Depuis 2 mois l’’Etat a des difficultés pour rémunérer ses employés. L’approvisionnement du marché national en produits stratégiques ne se fait plus avec régularité. Depuis décembre 2018 la rareté des produits pétroliers génère une situation chaotique avec ces derniers jours un blocage presque complet de la vie économique. Dans la capitale des quartiers entiers sont privés d’électricité durant de longues périodes. Le déficit fiscal continue à se creuser avec l’explosion du crédit fournit par la Banque centrale au fonctionnement de l’appareil de l’État surendetté. Entre octobre 2017 et décembre 2018 la quantité de citoyens et citoyennes en phase critique de malnutrition est passée de 1.7 millions à 2.3 millions et on prévoit que ce chiffre peut atteindre 2.8 millions entre mars et mai 2019. Les réserves internationales nettes sont au plus bas niveau depuis plusieurs décennies.

L’orientation néolibérale des politiques publiques se maintient et se renforce à travers un nouvel accord de prêt avec le FMI [1] assorti des conditions classiques de privatisation conduisant à une aggravation des conditions de vie des couches les plus pauvres, une augmentation des subventions aux grands importateurs de riz. La privatisation complète de l’importation des produits pétroliers fait probablement partie du paquet de conditionnalités signées avec le FMI. Des incidents tragiques au niveau de la frontière qui ont causé la mort de plusieurs agents douaniers dans l’exercice de leurs fonctions ne semblent pas avoir été suivis de mesures adéquates de redressement et d’affirmation de mécanismes de contrôle des frontières alors que cette mission est attribuée à un noyau d’une soi-disant nouvelle armée totalement transparente. L’absence d’investissements publics et privés dirigés vers les secteurs productifs persiste.

La grande majorité des citoyens et citoyennes connait une brutale et rapide paupérisation suite à la détérioration accélérée de la gourde face au dollar étatsunien au cours des 3 dernières années, une inflation importante et continue durant les 38 derniers mois, une maladroite tentative de dé dollarisation très mal gérée en mars 2018, des instruments budgétaires recherchant une brutale augmentation de la pression fiscale de 12 à 18% dans un contexte de précarité généralisée [2]. Un budget qui fait reposer l’assiette fiscale de façon prédominante sur les couches les plus appauvries. Un système gangrené par la corruption et l’impunité avec une volonté affichée des pouvoirs publics de maintenir les privilèges exorbitants des membres de l’exécutif, du pouvoir législatif et le gaspillage des fonds du Trésor Public.

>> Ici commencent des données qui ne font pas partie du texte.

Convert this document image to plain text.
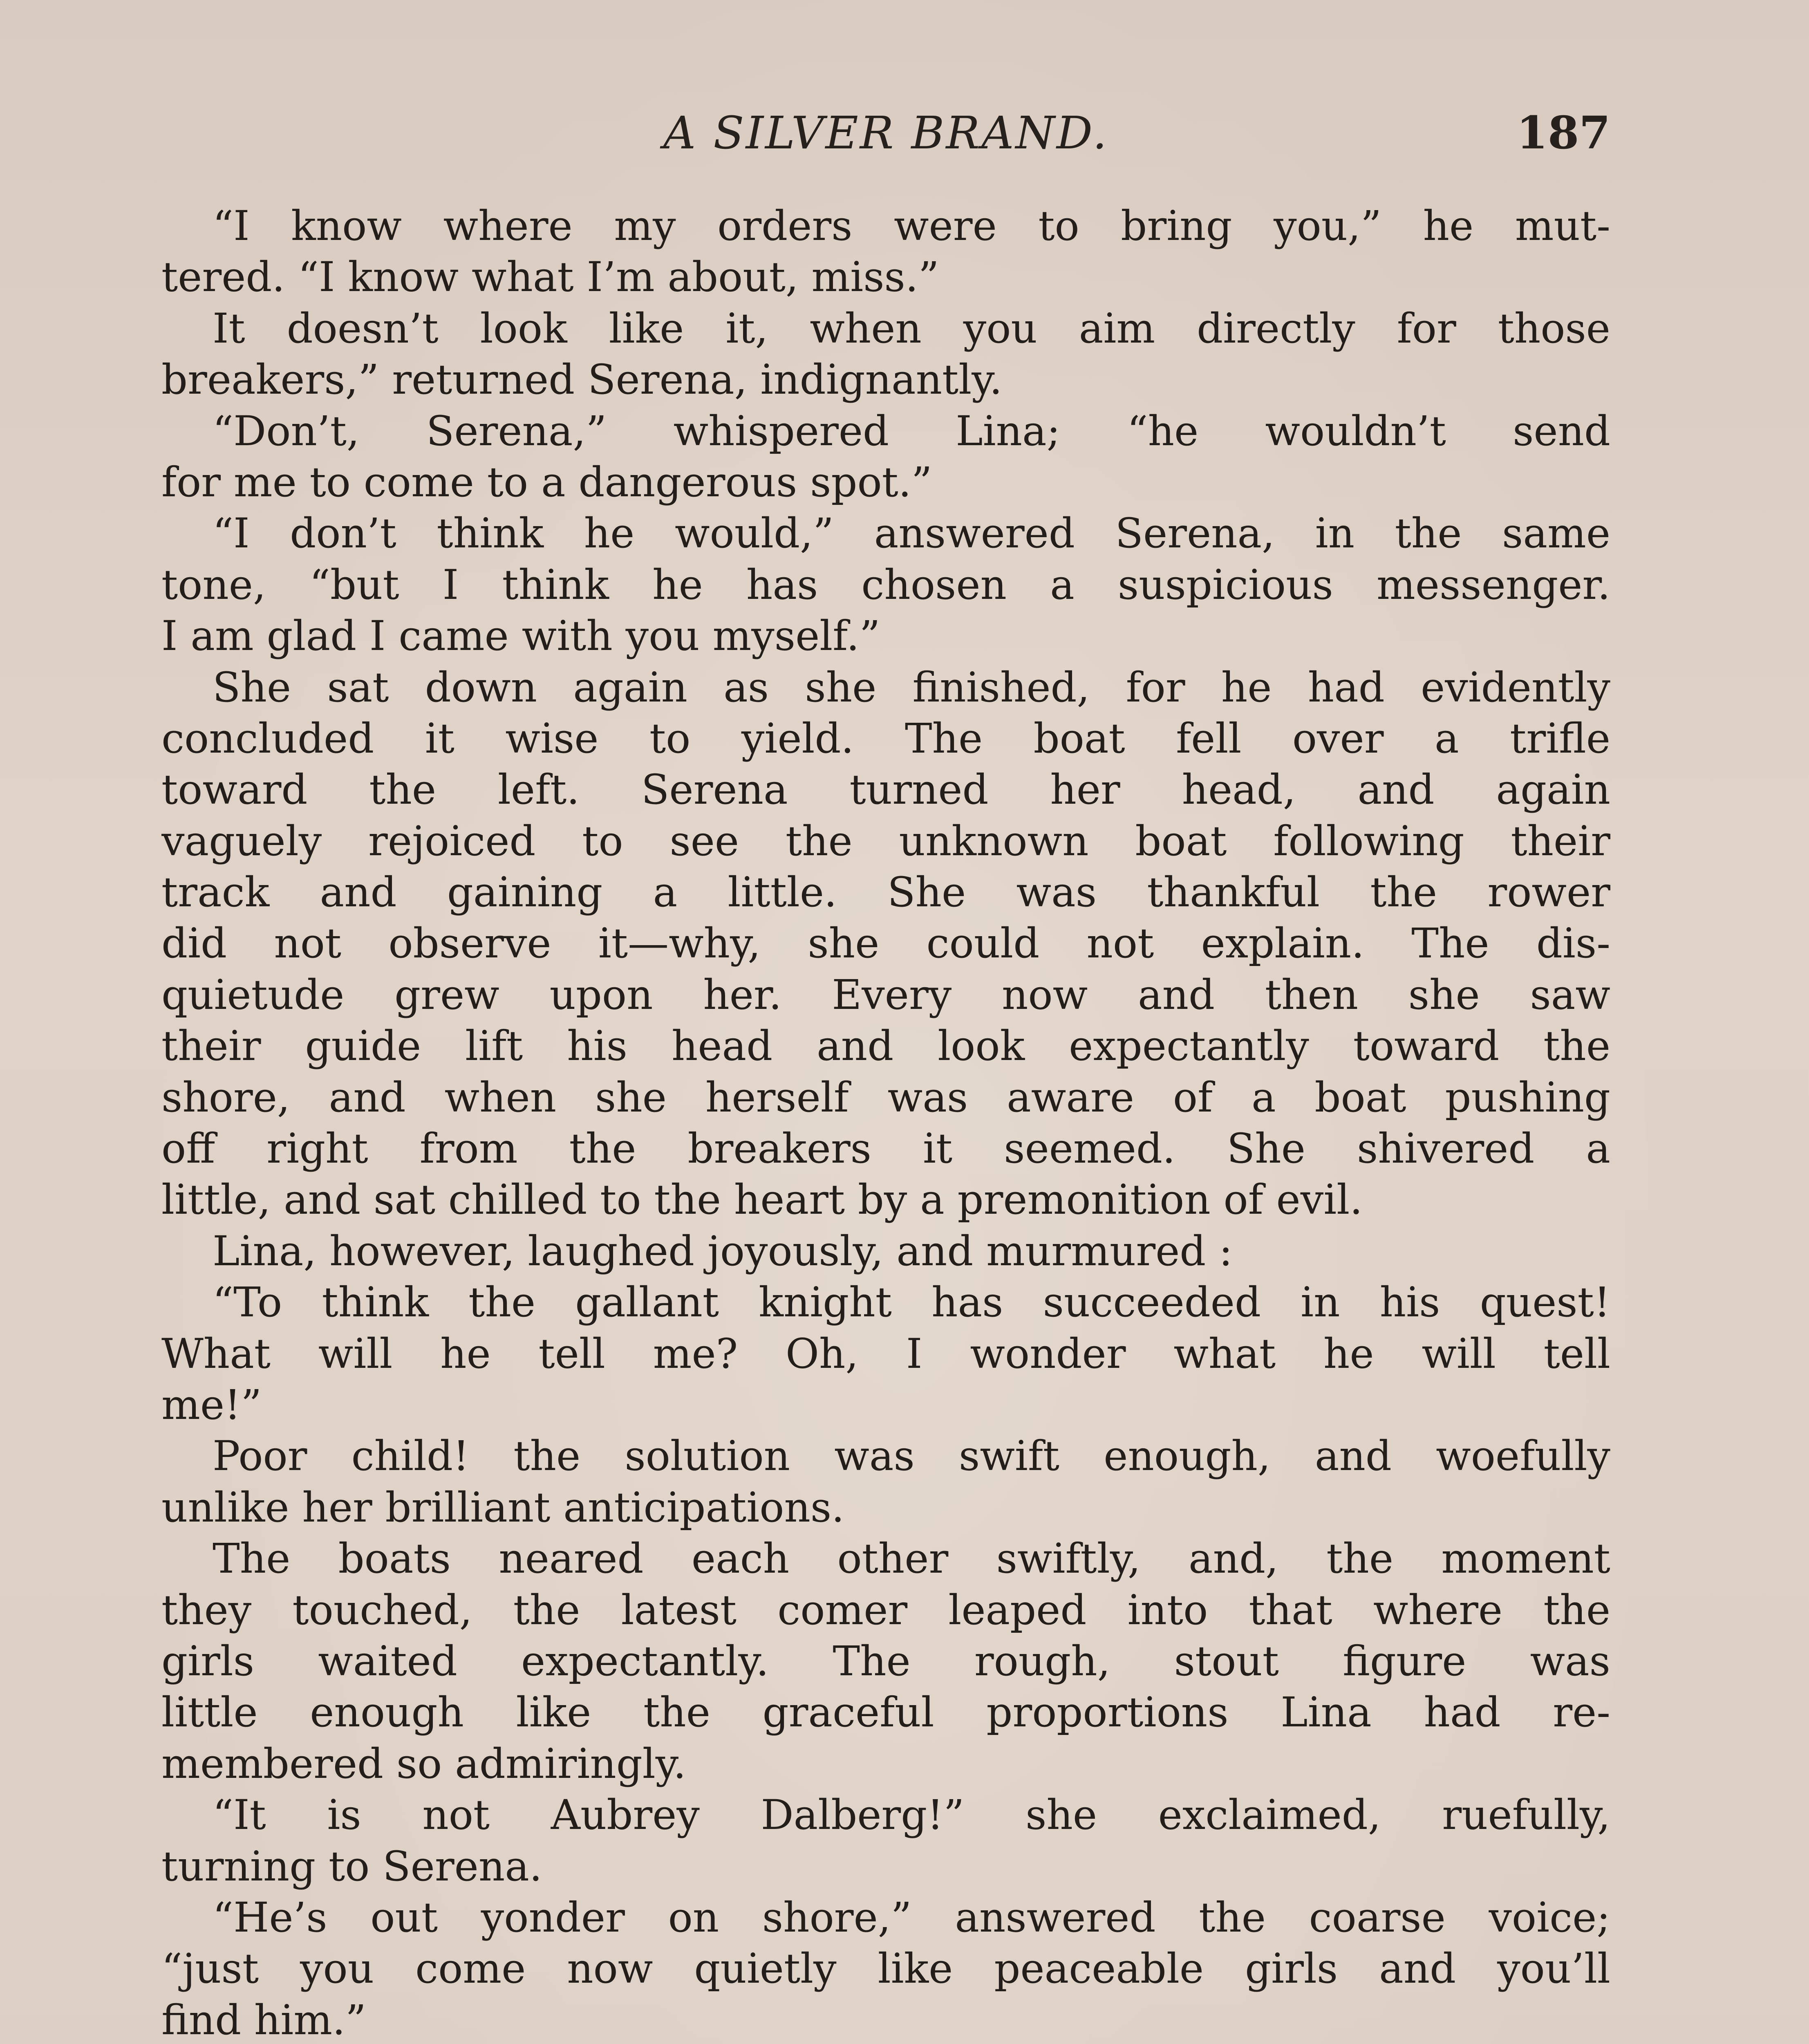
A SILVER BRAND.	187
“I know where my orders were to bring you,” he mut-
tered. “I know what I’m about, miss.”
It doesn’t look like it, when you aim directly for those
breakers,” returned Serena, indignantly.
“Don’t, Serena,” whispered Lina; “he wouldn’t send
for me to come to a dangerous spot.”
“I don’t think he would,” answered Serena, in the same
tone, “but I think he has chosen a suspicious messenger.
I am glad I came with you myself.”
She sat down again as she finished, for he had evidently
concluded it wise to yield. The boat fell over a trifle
toward the left. Serena turned her head, and again
vaguely rejoiced to see the unknown boat following their
track and gaining a little. She was thankful the rower
did not observe it—why, she could not explain. The dis-
quietude grew upon her. Every now and then she saw
their guide lift his head and look expectantly toward the
shore, and when she herself was aware of a boat pushing
off right from the breakers it seemed. She shivered a
little, and sat chilled to the heart by a premonition of evil.
Lina, however, laughed joyously, and murmured :
“To think the gallant knight has succeeded in his quest!
What will he tell me? Oh, I wonder what he will tell
me!”
Poor child! the solution was swift enough, and woefully
unlike her brilliant anticipations.
The boats neared each other swiftly, and, the moment
they touched, the latest comer leaped into that where the
girls waited expectantly. The rough, stout figure was
little enough like the graceful proportions Lina had re-
membered so admiringly.
“It is not Aubrey Dalberg!” she exclaimed, ruefully,
turning to Serena.
“He’s out yonder on shore,” answered the coarse voice;
“just you come now quietly like peaceable girls and you’ll
find him.”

Dans ce contexte de grande fragilité dominé par une tendance croissante à l’accaparement des terres occupées par la paysannerie pour les transférer vers les entreprises transnationales et haïtiennes les contestations populaires réclamant notamment la démission du Président de la République, la mise en place du procès petroCaribe et des mesures rapides et énergiques pour une récupération du pouvoir d’achat de la population se multiplient. Ces protestations ont culminé avec d’impressionnantes manifestations populaires massives les 17 octobre, 18 novembre 2018 et 7 février 2019 aboutissant à une rupture totale entre les 3 Pouvoirs et le pays avec une hallucinante période de 10 jours de cessation quasi complète de toute activité économique sur le territoire national. Une indignation généralisée secoue de larges couches de la population face aux décisions prises au sommet de l’Exécutif et face à des événements inacceptables comme le vote contre le gouvernement de Nicolas Maduro, les scandales financiers à répétition et l’issue donnée à la présence des 7 mercenaires venus des États-Unis.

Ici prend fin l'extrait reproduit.